Poster Paper:
The Fair Labor Standards Act and the Equal Opportunity Employment Commission: Do Firms Discriminate More When Minimum Wages Increase?
*Names in bold indicate Presenter
The expansion of minimum wage laws to more states and higher pay levels raises the earnings potential for workers at the lower end of the income distribution. Economic theory, however, also predicts that those same higher wage floors lead to increased employment discrimination. With a larger applicant pool chasing fewer job openings, firms have greater ability to indulge their prejudicial tastes.
This paper uses data from the federal Equal Employment Opportunity Commission (data not publicly available but provided in response to a request from the author) tracking millions of discrimination allegations from 2006 to 2016, a period of unprecedented growth and variation in state minimum wage rates.

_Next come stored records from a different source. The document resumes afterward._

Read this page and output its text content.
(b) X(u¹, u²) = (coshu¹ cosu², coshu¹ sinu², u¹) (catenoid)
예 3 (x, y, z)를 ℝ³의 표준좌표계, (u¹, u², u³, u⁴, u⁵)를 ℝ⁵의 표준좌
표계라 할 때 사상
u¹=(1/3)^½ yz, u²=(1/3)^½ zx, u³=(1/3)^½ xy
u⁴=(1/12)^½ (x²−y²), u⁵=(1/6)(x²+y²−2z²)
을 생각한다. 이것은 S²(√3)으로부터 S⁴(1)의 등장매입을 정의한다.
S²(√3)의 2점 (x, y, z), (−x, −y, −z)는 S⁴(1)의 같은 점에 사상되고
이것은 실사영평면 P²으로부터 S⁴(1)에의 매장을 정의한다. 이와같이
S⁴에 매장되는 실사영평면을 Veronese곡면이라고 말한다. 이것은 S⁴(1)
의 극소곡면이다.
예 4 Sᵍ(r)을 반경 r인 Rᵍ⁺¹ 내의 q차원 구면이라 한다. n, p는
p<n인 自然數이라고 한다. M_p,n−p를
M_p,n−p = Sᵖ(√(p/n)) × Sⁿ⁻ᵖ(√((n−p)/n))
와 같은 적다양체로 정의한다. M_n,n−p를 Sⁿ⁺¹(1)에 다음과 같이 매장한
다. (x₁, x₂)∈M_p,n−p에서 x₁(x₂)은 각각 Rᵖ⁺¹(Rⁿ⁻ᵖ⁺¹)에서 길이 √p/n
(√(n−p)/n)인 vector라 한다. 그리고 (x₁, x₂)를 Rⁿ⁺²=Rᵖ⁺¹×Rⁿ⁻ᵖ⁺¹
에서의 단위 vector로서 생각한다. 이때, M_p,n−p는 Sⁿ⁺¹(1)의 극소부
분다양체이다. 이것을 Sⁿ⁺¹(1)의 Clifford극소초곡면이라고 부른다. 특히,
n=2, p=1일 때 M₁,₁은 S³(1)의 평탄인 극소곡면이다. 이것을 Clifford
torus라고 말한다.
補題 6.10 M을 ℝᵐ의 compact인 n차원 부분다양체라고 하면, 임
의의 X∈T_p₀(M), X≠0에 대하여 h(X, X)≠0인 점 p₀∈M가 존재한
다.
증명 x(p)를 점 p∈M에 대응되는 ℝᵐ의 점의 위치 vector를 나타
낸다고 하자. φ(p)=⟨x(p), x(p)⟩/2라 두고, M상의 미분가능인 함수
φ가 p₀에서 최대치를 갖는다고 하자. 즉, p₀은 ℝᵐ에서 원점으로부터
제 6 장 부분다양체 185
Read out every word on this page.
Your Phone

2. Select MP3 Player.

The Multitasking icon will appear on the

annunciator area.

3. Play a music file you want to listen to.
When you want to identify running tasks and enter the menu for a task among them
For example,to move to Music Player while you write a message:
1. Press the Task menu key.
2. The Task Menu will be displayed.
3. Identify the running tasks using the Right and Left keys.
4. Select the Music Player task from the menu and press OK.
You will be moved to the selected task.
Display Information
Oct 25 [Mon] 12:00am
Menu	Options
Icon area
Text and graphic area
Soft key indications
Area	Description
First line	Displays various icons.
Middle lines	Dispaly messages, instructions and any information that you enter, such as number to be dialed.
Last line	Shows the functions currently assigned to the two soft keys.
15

Higher minimum wage laws lead to a significant increase in allegations on the basis of race, color, and sex (preliminary results). But the rate of age-related filings does not rise, which is consistent with human capital theory, because the aggrieved parties (those at least 40 years old) generally have accumulated more job experience and, therefore, are less likely to be affected at the low end of the wage distribution. The paper also shows that, consistent with theory, higher minimum wages are associated with more hiring, firing, and pay discrimination claims, but no significant change in issues like harassment and the provision of reasonable accommodations for disabilities.